This post isn't related to you current research, just food for thought...
Have you come across any of the work by the psychologist Daniel Kahneman? http://www.princeton.edu/~kahneman/ One of his hypotheses is that there can be strong cognitive biases between what he calls our present selves (experiencing ourselves in the moment) and the memory of ourselves (what we remember of those experiences in hindsight). He believes that how an experience ends affects our memory of it significantly more than the rest of the experience, e.g. "I listened to a beautiful symphony for 20 minutes but there was this loud screeching sound at the end of the recording which ruined it for me." -- The person didn't remember the 20 minutes of enjoyment as much as the noise at the end and concludes that the 20 minutes weren't enjoyable.
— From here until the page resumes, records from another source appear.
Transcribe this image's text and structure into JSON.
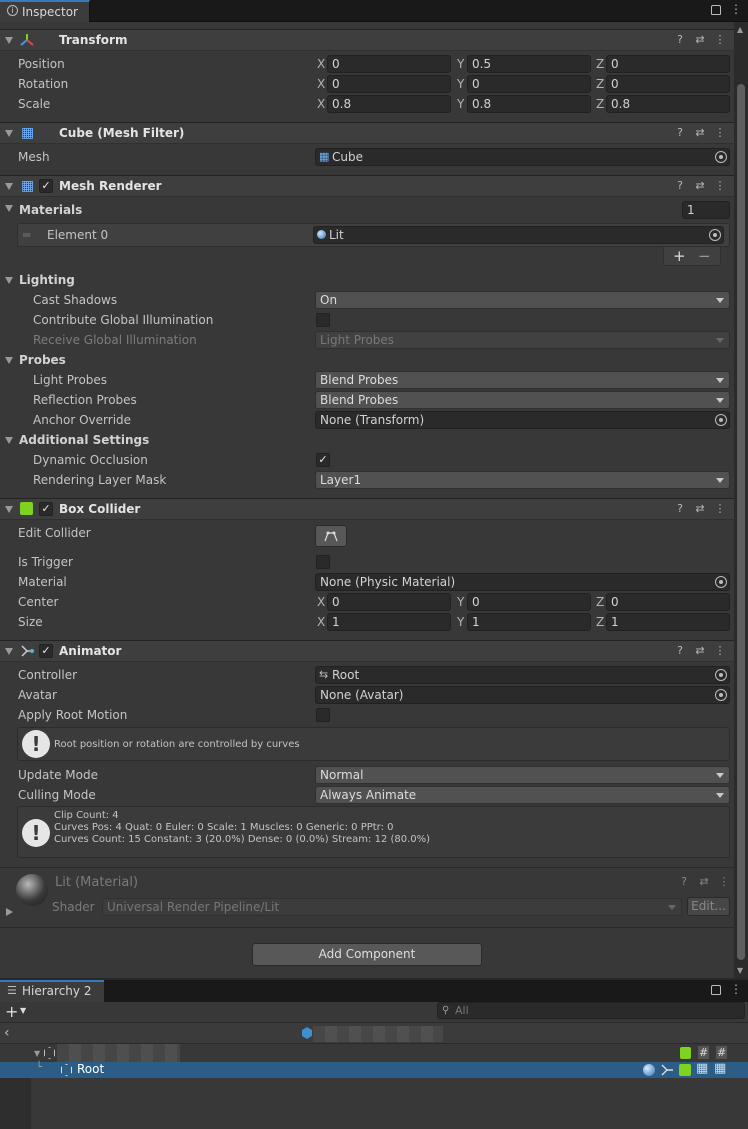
{
  "inspector_tab": {
    "title": "Inspector"
  },
  "transform": {
    "title": "Transform",
    "position": {
      "label": "Position",
      "x": "0",
      "y": "0.5",
      "z": "0"
    },
    "rotation": {
      "label": "Rotation",
      "x": "0",
      "y": "0",
      "z": "0"
    },
    "scale": {
      "label": "Scale",
      "x": "0.8",
      "y": "0.8",
      "z": "0.8"
    }
  },
  "axes": {
    "x": "X",
    "y": "Y",
    "z": "Z"
  },
  "mesh_filter": {
    "title": "Cube (Mesh Filter)",
    "mesh_label": "Mesh",
    "mesh_value": "Cube"
  },
  "mesh_renderer": {
    "title": "Mesh Renderer",
    "materials_label": "Materials",
    "materials_count": "1",
    "element0_label": "Element 0",
    "element0_value": "Lit",
    "add": "+",
    "remove": "−",
    "lighting_label": "Lighting",
    "cast_shadows_label": "Cast Shadows",
    "cast_shadows_value": "On",
    "contribute_gi_label": "Contribute Global Illumination",
    "receive_gi_label": "Receive Global Illumination",
    "receive_gi_value": "Light Probes",
    "probes_label": "Probes",
    "light_probes_label": "Light Probes",
    "light_probes_value": "Blend Probes",
    "reflection_probes_label": "Reflection Probes",
    "reflection_probes_value": "Blend Probes",
    "anchor_override_label": "Anchor Override",
    "anchor_override_value": "None (Transform)",
    "additional_label": "Additional Settings",
    "dynamic_occlusion_label": "Dynamic Occlusion",
    "rendering_layer_label": "Rendering Layer Mask",
    "rendering_layer_value": "Layer1"
  },
  "box_collider": {
    "title": "Box Collider",
    "edit_collider_label": "Edit Collider",
    "is_trigger_label": "Is Trigger",
    "material_label": "Material",
    "material_value": "None (Physic Material)",
    "center": {
      "label": "Center",
      "x": "0",
      "y": "0",
      "z": "0"
    },
    "size": {
      "label": "Size",
      "x": "1",
      "y": "1",
      "z": "1"
    }
  },
  "animator": {
    "title": "Animator",
    "controller_label": "Controller",
    "controller_value": "Root",
    "avatar_label": "Avatar",
    "avatar_value": "None (Avatar)",
    "apply_root_motion_label": "Apply Root Motion",
    "root_msg": "Root position or rotation are controlled by curves",
    "update_mode_label": "Update Mode",
    "update_mode_value": "Normal",
    "culling_mode_label": "Culling Mode",
    "culling_mode_value": "Always Animate",
    "clip_info_1": "Clip Count: 4",
    "clip_info_2": "Curves Pos: 4 Quat: 0 Euler: 0 Scale: 1 Muscles: 0 Generic: 0 PPtr: 0",
    "clip_info_3": "Curves Count: 15 Constant: 3 (20.0%) Dense: 0 (0.0%) Stream: 12 (80.0%)"
  },
  "material": {
    "title": "Lit (Material)",
    "shader_label": "Shader",
    "shader_value": "Universal Render Pipeline/Lit",
    "edit_label": "Edit..."
  },
  "add_component_label": "Add Component",
  "hierarchy": {
    "tab_title": "Hierarchy 2",
    "search_placeholder": "All",
    "root_item": "Root"
  },
  "colors": {
    "selection": "#2c5d87",
    "tab_accent": "#3a79bb",
    "collider_green": "#7ed321"
  }
}
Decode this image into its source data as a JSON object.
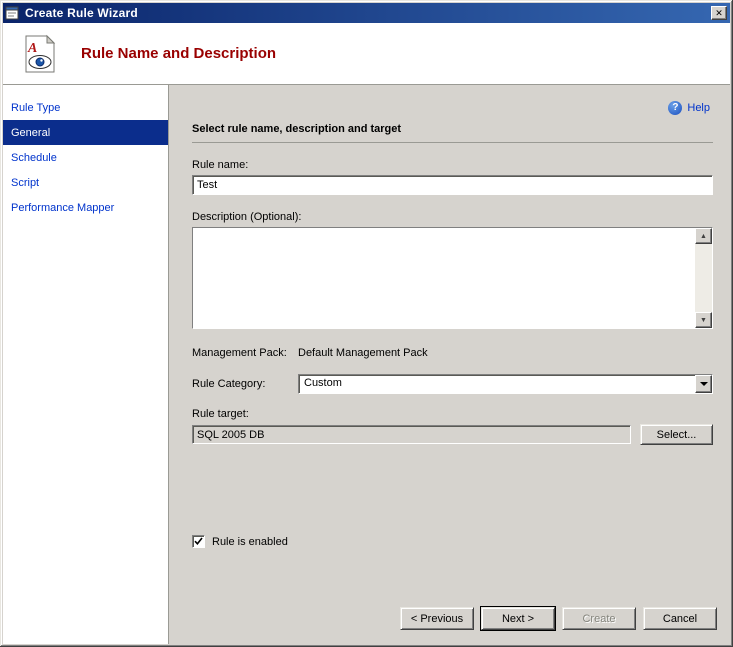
{
  "window": {
    "title": "Create Rule Wizard"
  },
  "header": {
    "title": "Rule Name and Description"
  },
  "sidebar": {
    "items": [
      {
        "label": "Rule Type",
        "active": false
      },
      {
        "label": "General",
        "active": true
      },
      {
        "label": "Schedule",
        "active": false
      },
      {
        "label": "Script",
        "active": false
      },
      {
        "label": "Performance Mapper",
        "active": false
      }
    ]
  },
  "content": {
    "help_label": "Help",
    "section_title": "Select rule name, description and target",
    "rule_name": {
      "label": "Rule name:",
      "value": "Test"
    },
    "description": {
      "label": "Description (Optional):",
      "value": ""
    },
    "management_pack": {
      "label": "Management Pack:",
      "value": "Default Management Pack"
    },
    "rule_category": {
      "label": "Rule Category:",
      "value": "Custom"
    },
    "rule_target": {
      "label": "Rule target:",
      "value": "SQL 2005 DB",
      "select_button": "Select..."
    },
    "rule_enabled": {
      "label": "Rule is enabled",
      "checked": true
    }
  },
  "footer": {
    "previous": "< Previous",
    "next": "Next >",
    "create": "Create",
    "cancel": "Cancel"
  },
  "colors": {
    "titlebar_start": "#0A246A",
    "titlebar_end": "#3567B1",
    "active_step_bg": "#0B2D8C",
    "link_blue": "#0033CC",
    "heading_red": "#990000",
    "window_bg": "#D6D3CE"
  }
}
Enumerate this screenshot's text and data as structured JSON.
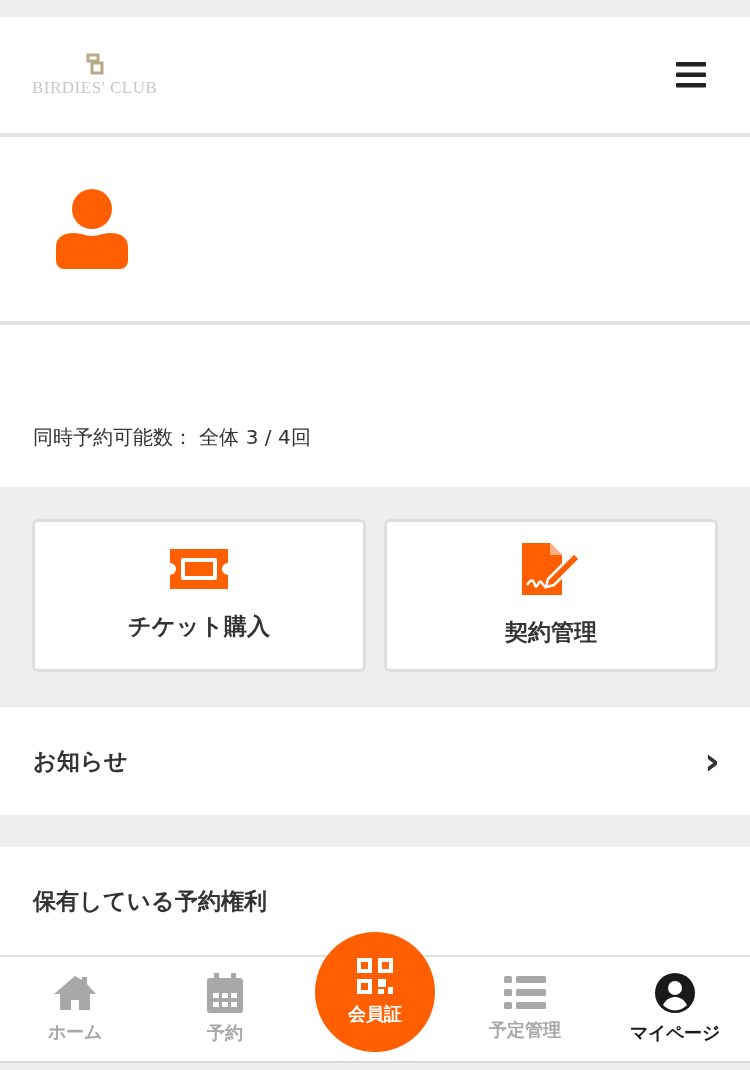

In learning and teaching practice, I've done a lot of classroom observations. I've seen the emotionally charged struggles that learners go through while grappling with new concepts. I think this gets amplified when teachers use unconventional approaches and methods, e.g. learner-led and social constructivist oriented curricula, which is reflected in student feedback forms where on the Likert scales, opinions tend to be at the extreme ends, i.e. learners either report that they loved it or hated it, with little in between (very large standard deviations). Follow up surveys and informal conversations with learners weeks after the courses are completed show a distinct change in attitude in some of the learners who initially reported poor and bad experiences. I think that with reflective hindsight and after experiencing how much they'd benefited from developing their analytical and critical as well as their meta-cognitive and teamwork skills, they view their learning experiences very differently. I also reckon that different learners take different lengths of time to process things like this and some may just not be all that reflective without being prompted.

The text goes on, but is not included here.